Structure and aging characteristics of H₂-permselective SiO₂-Vycor membranes

Hydrogen-permselective membranes were prepared by atmospheric pressure chemical vapor deposition (APCVD) of SiO₂ layers in porous Vycor tubes. The deposition was carried out by passing the reactants SiCl₄ and H₂O through the bore of the support tubes at temperatures ranging from 600 to 800°C. The deposit layers were examined by TEM, SEM, and EPMA. When the deposit was confined inside the pores of the Vycor substrate, the membranes were mechanically stable but when it extended substantially outside of the porous matrix the stresses induced by thermal cycling led to crack formation and propagation. Electron microscopy revealed that the SiO₂ deposit density is maximum in a region ≈0.5 μm thick adjacent to the bore surface and gradually declines to zero within a depth of ≈10 μm from the surface.

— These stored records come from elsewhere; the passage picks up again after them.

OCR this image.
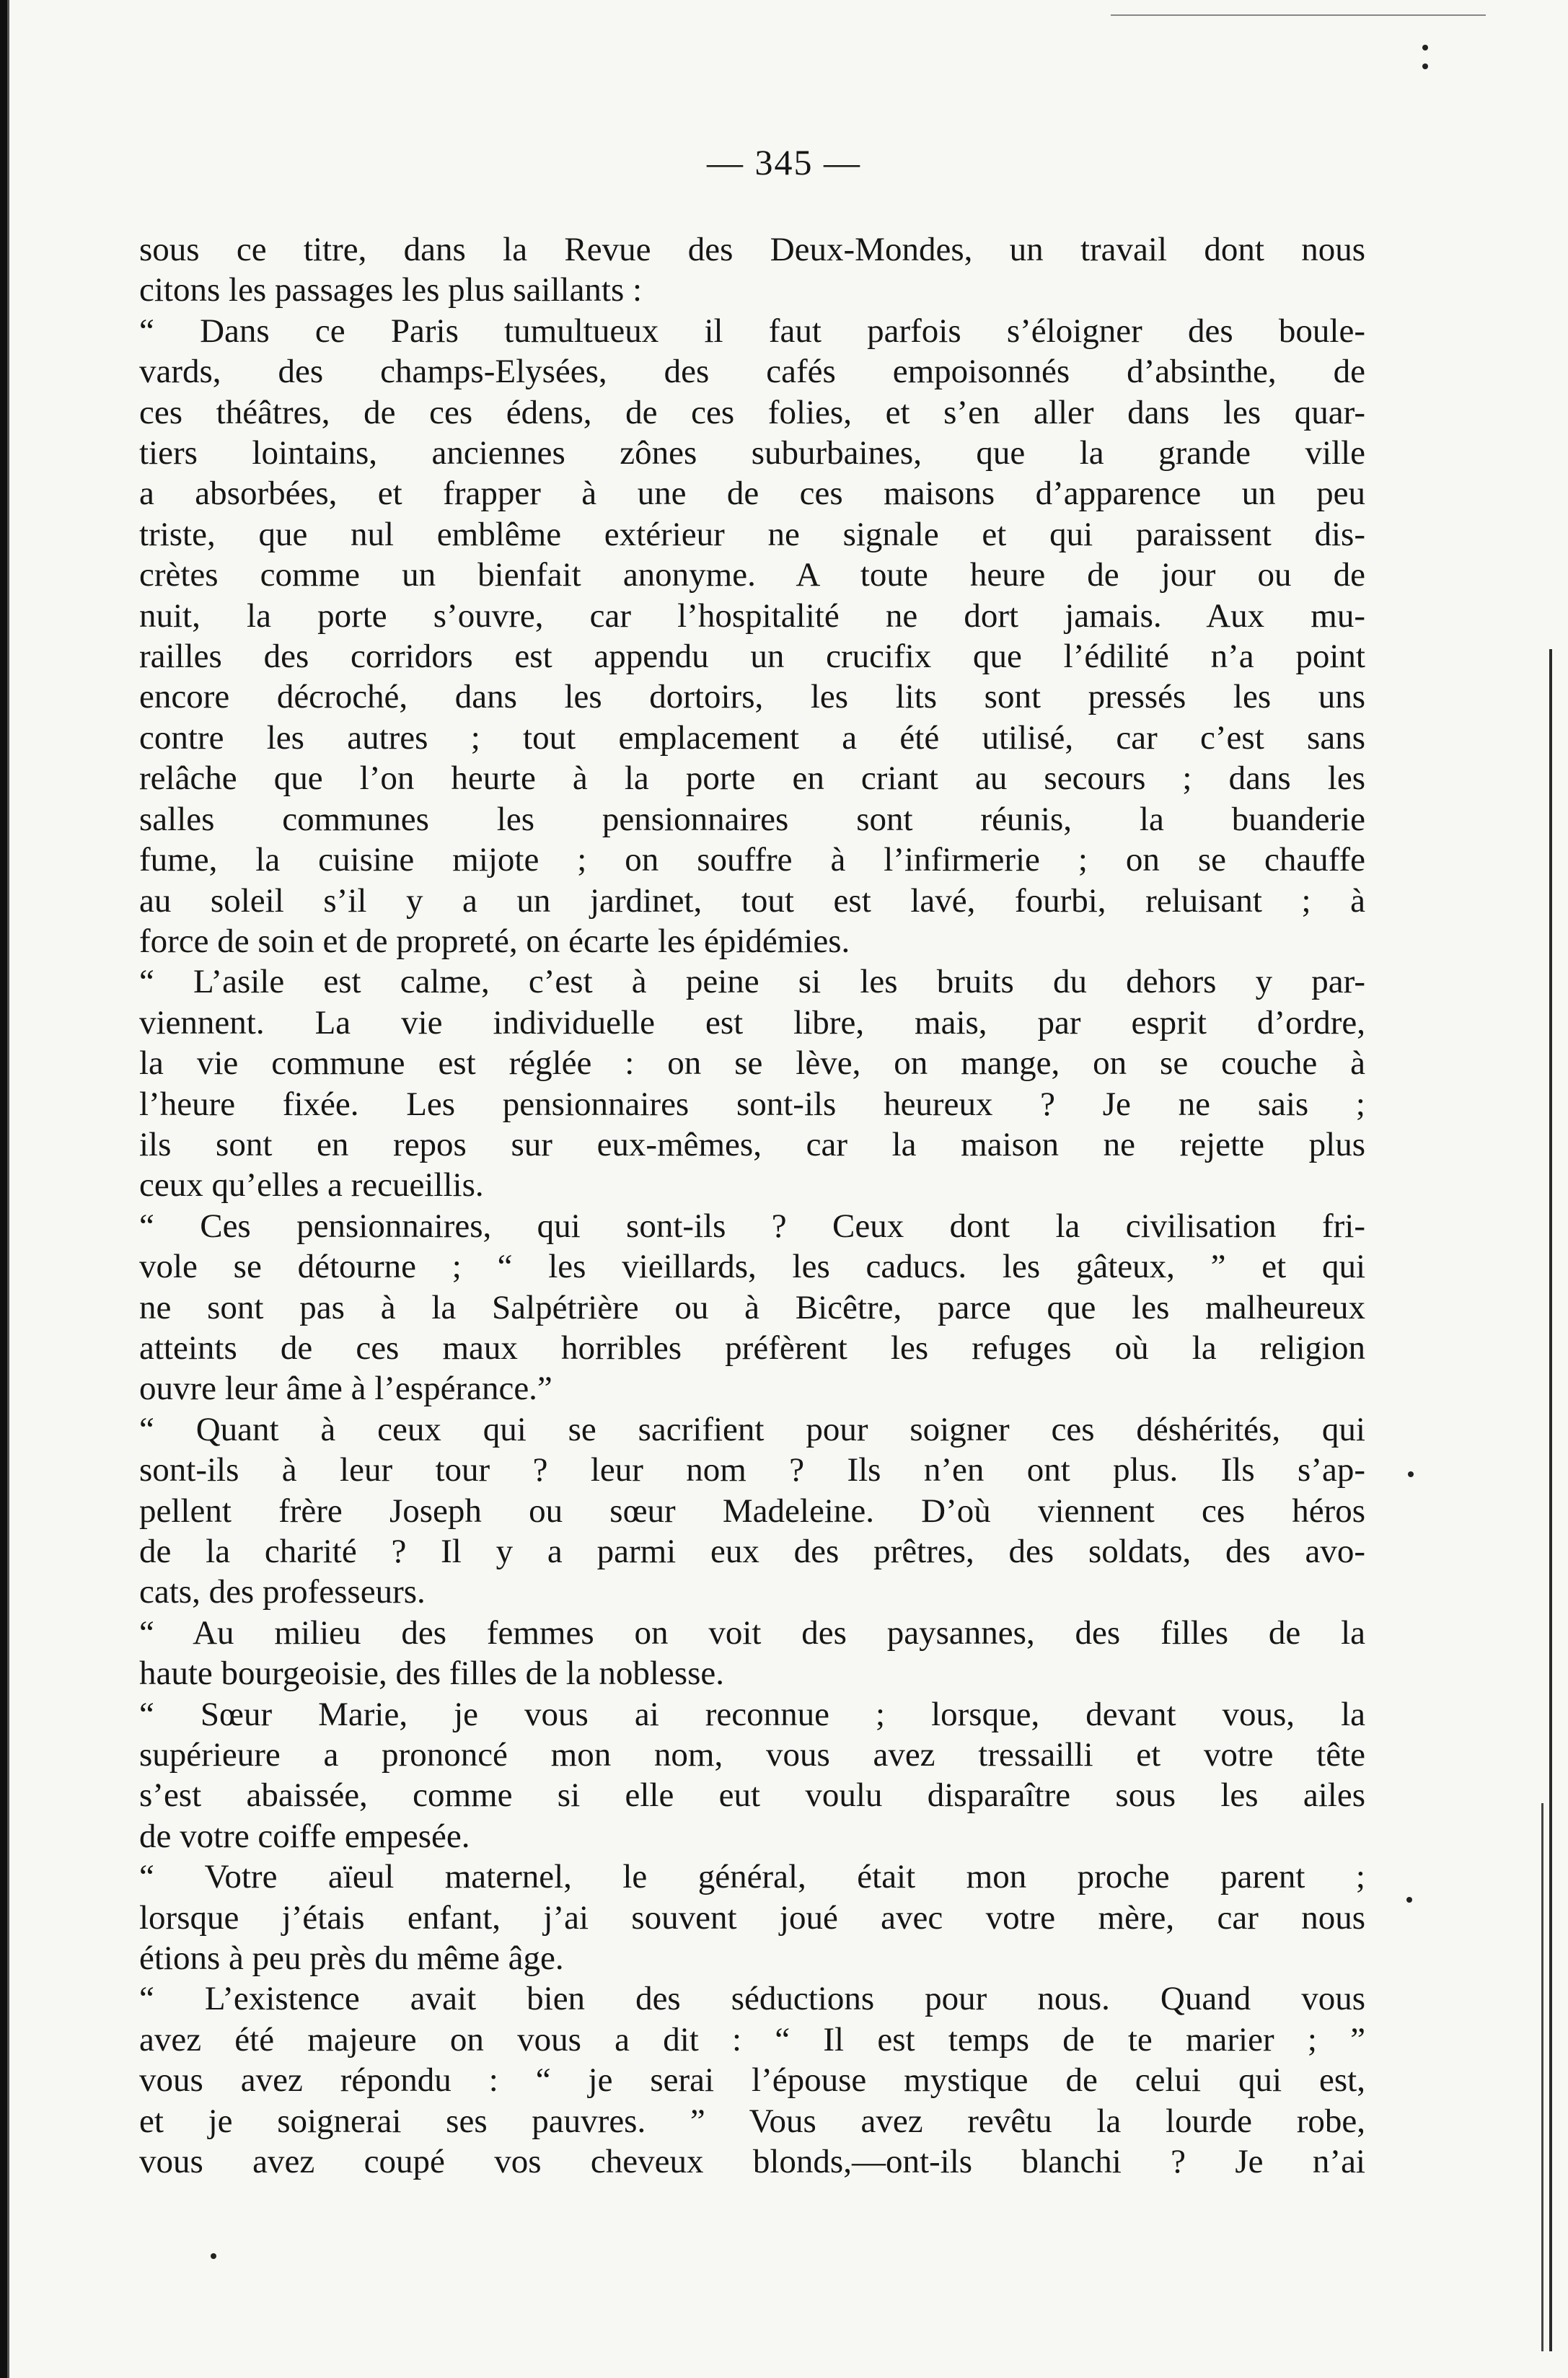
— 345 —
sous ce titre, dans la Revue des Deux-Mondes, un travail dont nous
citons les passages les plus saillants :
“ Dans ce Paris tumultueux il faut parfois s’éloigner des boule-
vards, des champs-Elysées, des cafés empoisonnés d’absinthe, de
ces théâtres, de ces édens, de ces folies, et s’en aller dans les quar-
tiers lointains, anciennes zônes suburbaines, que la grande ville
a absorbées, et frapper à une de ces maisons d’apparence un peu
triste, que nul emblême extérieur ne signale et qui paraissent dis-
crètes comme un bienfait anonyme. A toute heure de jour ou de
nuit, la porte s’ouvre, car l’hospitalité ne dort jamais. Aux mu-
railles des corridors est appendu un crucifix que l’édilité n’a point
encore décroché, dans les dortoirs, les lits sont pressés les uns
contre les autres ; tout emplacement a été utilisé, car c’est sans
relâche que l’on heurte à la porte en criant au secours ; dans les
salles communes les pensionnaires sont réunis, la buanderie
fume, la cuisine mijote ; on souffre à l’infirmerie ; on se chauffe
au soleil s’il y a un jardinet, tout est lavé, fourbi, reluisant ; à
force de soin et de propreté, on écarte les épidémies.
“ L’asile est calme, c’est à peine si les bruits du dehors y par-
viennent. La vie individuelle est libre, mais, par esprit d’ordre,
la vie commune est réglée : on se lève, on mange, on se couche à
l’heure fixée. Les pensionnaires sont-ils heureux ? Je ne sais ;
ils sont en repos sur eux-mêmes, car la maison ne rejette plus
ceux qu’elles a recueillis.
“ Ces pensionnaires, qui sont-ils ? Ceux dont la civilisation fri-
vole se détourne ; “ les vieillards, les caducs. les gâteux, ” et qui
ne sont pas à la Salpétrière ou à Bicêtre, parce que les malheureux
atteints de ces maux horribles préfèrent les refuges où la religion
ouvre leur âme à l’espérance.”
“ Quant à ceux qui se sacrifient pour soigner ces déshérités, qui
sont-ils à leur tour ? leur nom ? Ils n’en ont plus. Ils s’ap-
pellent frère Joseph ou sœur Madeleine. D’où viennent ces héros
de la charité ? Il y a parmi eux des prêtres, des soldats, des avo-
cats, des professeurs.
“ Au milieu des femmes on voit des paysannes, des filles de la
haute bourgeoisie, des filles de la noblesse.
“ Sœur Marie, je vous ai reconnue ; lorsque, devant vous, la
supérieure a prononcé mon nom, vous avez tressailli et votre tête
s’est abaissée, comme si elle eut voulu disparaître sous les ailes
de votre coiffe empesée.
“ Votre aïeul maternel, le général, était mon proche parent ;
lorsque j’étais enfant, j’ai souvent joué avec votre mère, car nous
étions à peu près du même âge.
“ L’existence avait bien des séductions pour nous. Quand vous
avez été majeure on vous a dit : “ Il est temps de te marier ; ”
vous avez répondu : “ je serai l’épouse mystique de celui qui est,
et je soignerai ses pauvres. ” Vous avez revêtu la lourde robe,
vous avez coupé vos cheveux blonds,—ont-ils blanchi ? Je n’ai
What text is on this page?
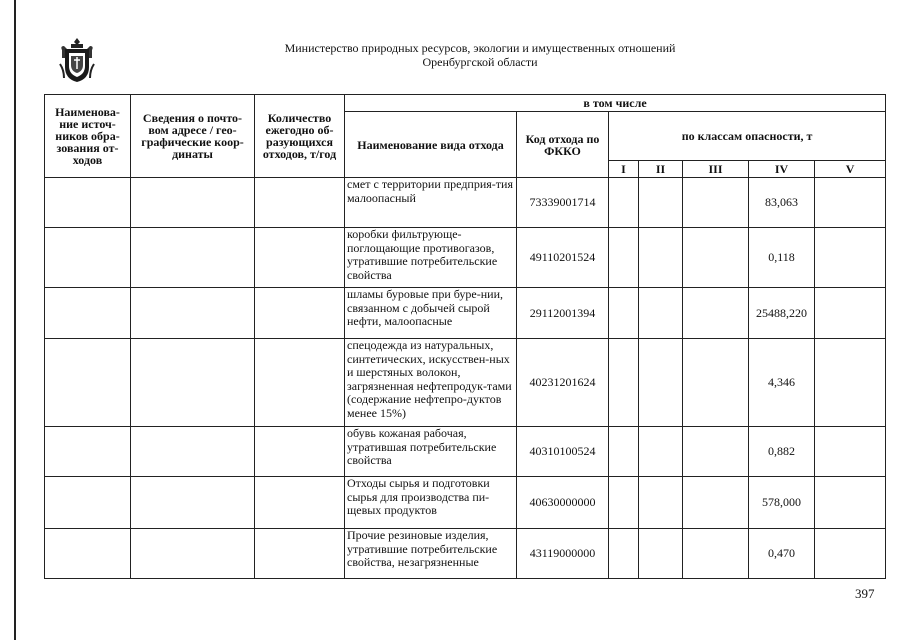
Министерство природных ресурсов, экологии и имущественных отношений
Оренбургской области
Наименова-ние источ-ников обра-зования от-ходов	Сведения о почто-вом адресе / гео-графические коор-динаты	Количество ежегодно об-разующихся отходов, т/год	в том числе						
			Наименование вида отхода	Код отхода по ФККО	по классам опасности, т				
					I	II	III	IV	V
			смет с территории предприя-тия малоопасный	73339001714				83,063	
			коробки фильтрующе-поглощающие противогазов, утратившие потребительские свойства	49110201524				0,118	
			шламы буровые при буре-нии, связанном с добычей сырой нефти, малоопасные	29112001394				25488,220	
			спецодежда из натуральных, синтетических, искусствен-ных и шерстяных волокон, загрязненная нефтепродук-тами (содержание нефтепро-дуктов менее 15%)	40231201624				4,346	
			обувь кожаная рабочая, утратившая потребительские свойства	40310100524				0,882	
			Отходы сырья и подготовки сырья для производства пи-щевых продуктов	40630000000				578,000	
			Прочие резиновые изделия, утратившие потребительские свойства, незагрязненные	43119000000				0,470	
397
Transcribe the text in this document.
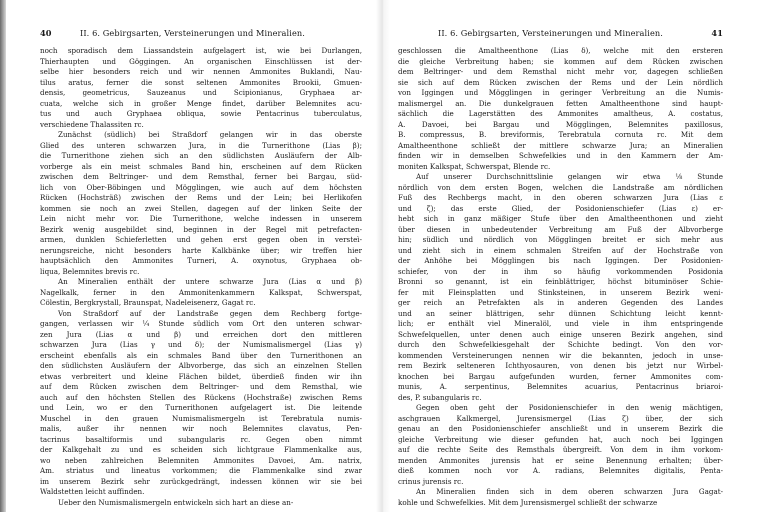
40	II. 6. Gebirgsarten, Versteinerungen und Mineralien.

noch sporadisch dem Liassandstein aufgelagert ist, wie bei Durlangen,
Thierhaupten und Göggingen. An organischen Einschlüssen ist der-
selbe hier besonders reich und wir nennen Ammonites Buklandi, Nau-
tilus aratus, ferner die sonst seltenen Ammonites Brookii, Gmuen-
densis, geometricus, Sauzeanus und Scipionianus, Gryphaea ar-
cuata, welche sich in großer Menge findet, darüber Belemnites acu-
tus und auch Gryphaea obliqua, sowie Pentacrinus tuberculatus,
verschiedene Thalassiten rc.

Zunächst (südlich) bei Straßdorf gelangen wir in das oberste
Glied des unteren schwarzen Jura, in die Turnerithone (Lias β);
die Turnerithone ziehen sich an den südlichsten Ausläufern der Alb-
vorberge als ein meist schmales Band hin, erscheinen auf dem Rücken
zwischen dem Beltringer- und dem Remsthal, ferner bei Bargau, süd-
lich von Ober-Böbingen und Mögglingen, wie auch auf dem höchsten
Rücken (Hochsträß) zwischen der Rems und der Lein; bei Herlikofen
kommen sie noch an zwei Stellen, dagegen auf der linken Seite der
Lein nicht mehr vor. Die Turnerithone, welche indessen in unserem
Bezirk wenig ausgebildet sind, beginnen in der Regel mit petrefacten-
armen, dunklen Schieferletten und gehen erst gegen oben in versteì-
nerungsreiche, nicht besonders harte Kalkbänke über; wir treffen hier
hauptsächlich den Ammonites Turneri, A. oxynotus, Gryphaea ob-
liqua, Belemnites brevis rc.

An Mineralien enthält der untere schwarze Jura (Lias α und β)
Nagelkalk, ferner in den Ammonitenkammern Kalkspat, Schwerspat,
Cölestin, Bergkrystall, Braunspat, Nadeleisenerz, Gagat rc.

Von Straßdorf auf der Landstraße gegen dem Rechberg fortge-
gangen, verlassen wir ¼ Stunde südlich vom Ort den unteren schwar-
zen Jura (Lias α und β) und erreichen dort den mittleren
schwarzen Jura (Lias γ und δ); der Numismalismergel (Lias γ)
erscheint ebenfalls als ein schmales Band über den Turnerithonen an
den südlichsten Ausläufern der Albvorberge, das sich an einzelnen Stellen
etwas verbreitert und kleine Flächen bildet, überdieß finden wir ihn
auf dem Rücken zwischen dem Beltringer- und dem Remsthal, wie
auch auf den höchsten Stellen des Rückens (Hochstraße) zwischen Rems
und Lein, wo er den Turnerithonen aufgelagert ist. Die leitende
Muschel in den grauen Numismalismergeln ist Terebratula numis-
malis, außer ihr nennen wir noch Belemnites clavatus, Pen-
tacrinus basaltiformis und subangularis rc. Gegen oben nimmt
der Kalkgehalt zu und es scheiden sich lichtgraue Flammenkalke aus,
wo neben zahlreichen Belemniten Ammonites Davoei, Am. natrix,
Am. striatus und lineatus vorkommen; die Flammenkalke sind zwar
im unserem Bezirk sehr zurückgedrängt, indessen können wir sie bei
Waldstetten leicht auffinden.

Ueber den Numismalismergeln entwickeln sich hart an diese an-

II. 6. Gebirgsarten, Versteinerungen und Mineralien.	41

geschlossen die Amaltheenthone (Lias δ), welche mit den ersteren
die gleiche Verbreitung haben; sie kommen auf dem Rücken zwischen
dem Beltringer- und dem Remsthal nicht mehr vor, dagegen schließen
sie sich auf dem Rücken zwischen der Rems und der Lein nördlich
von Iggingen und Mögglingen in geringer Verbreitung an die Numis-
malismergel an. Die dunkelgrauen fetten Amaltheenthone sind haupt-
sächlich die Lagerstätten des Ammonites amaltheus, A. costatus,
A. Davoei, bei Bargau und Mögglingen, Belemnites paxillosus,
B. compressus, B. breviformis, Terebratula cornuta rc. Mit dem
Amaltheenthone schließt der mittlere schwarze Jura; an Mineralien
finden wir in demselben Schwefelkies und in den Kammern der Am-
moniten Kalkspat, Schwerspat, Blende rc.

Auf unserer Durchschnittslinie gelangen wir etwa ⅛ Stunde
nördlich von dem ersten Bogen, welchen die Landstraße am nördlichen
Fuß des Rechbergs macht, in den oberen schwarzen Jura (Lias ε
und ζ); das erste Glied, der Posidonienschiefer (Lias ε) er-
hebt sich in ganz mäßiger Stufe über den Amaltheenthonen und zieht
über diesen in unbedeutender Verbreitung am Fuß der Albvorberge
hin; südlich und nördlich von Mögglingen breitet er sich mehr aus
und zieht sich in einem schmalen Streifen auf der Hochstraße von
der Anhöhe bei Mögglingen bis nach Iggingen. Der Posidonien-
schiefer, von der in ihm so häufig vorkommenden Posidonia
Bronni so genannt, ist ein feinblättriger, höchst bituminöser Schie-
fer mit Fleinsplatten und Stinksteinen, in unserem Bezirk weni-
ger reich an Petrefakten als in anderen Gegenden des Landes
und an seiner blättrigen, sehr dünnen Schichtung leicht kennt-
lich; er enthält viel Mineralöl, und viele in ihm entspringende
Schwefelquellen, unter denen auch einige unseren Bezirk angehen, sind
durch den Schwefelkiesgehalt der Schichte bedingt. Von den vor-
kommenden Versteinerungen nennen wir die bekannten, jedoch in unse-
rem Bezirk selteneren Ichthyosauren, von denen bis jetzt nur Wirbel-
knochen bei Bargau aufgefunden wurden, ferner Ammonites com-
munis, A. serpentinus, Belemnites acuarius, Pentacrinus briaroi-
des, P. subangularis rc.

Gegen oben geht der Posidonienschiefer in den wenig mächtigen,
aschgrauen Kalkmergel, Jurensismergel (Lias ζ) über, der sich
genau an den Posidonienschiefer anschließt und in unserem Bezirk die
gleiche Verbreitung wie dieser gefunden hat, auch noch bei Iggingen
auf die rechte Seite des Remsthals übergreift. Von dem in ihm vorkom-
menden Ammonites jurensis hat er seine Benennung erhalten; über-
dieß kommen noch vor A. radians, Belemnites digitalis, Penta-
crinus jurensis rc.

An Mineralien finden sich in dem oberen schwarzen Jura Gagat-
kohle und Schwefelkies. Mit dem Jurensismergel schließt der schwarze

The thin region of maximum deposit density is responsible for permselectivity, for it essentially blocks the permeation of nitrogen and larger molecules while allowing substantial permeation of hydrogen. This region contains ≈10% by volume trapped voids and as a result has relatively high permeability as suggested by the percolation theory. Annealing at high temperatures causes densification of the deposited material as evidenced by increased activation energy for H₂ permeation and correspondingly reduced permeance. The presence of H₂O vapor accelerates the densification process. The densified membranes had a H₂ permeance as high as 0.1 cm³(STP)/min-atm-cm² at 500°C and a H₂/N₂ permeance ratio above 500.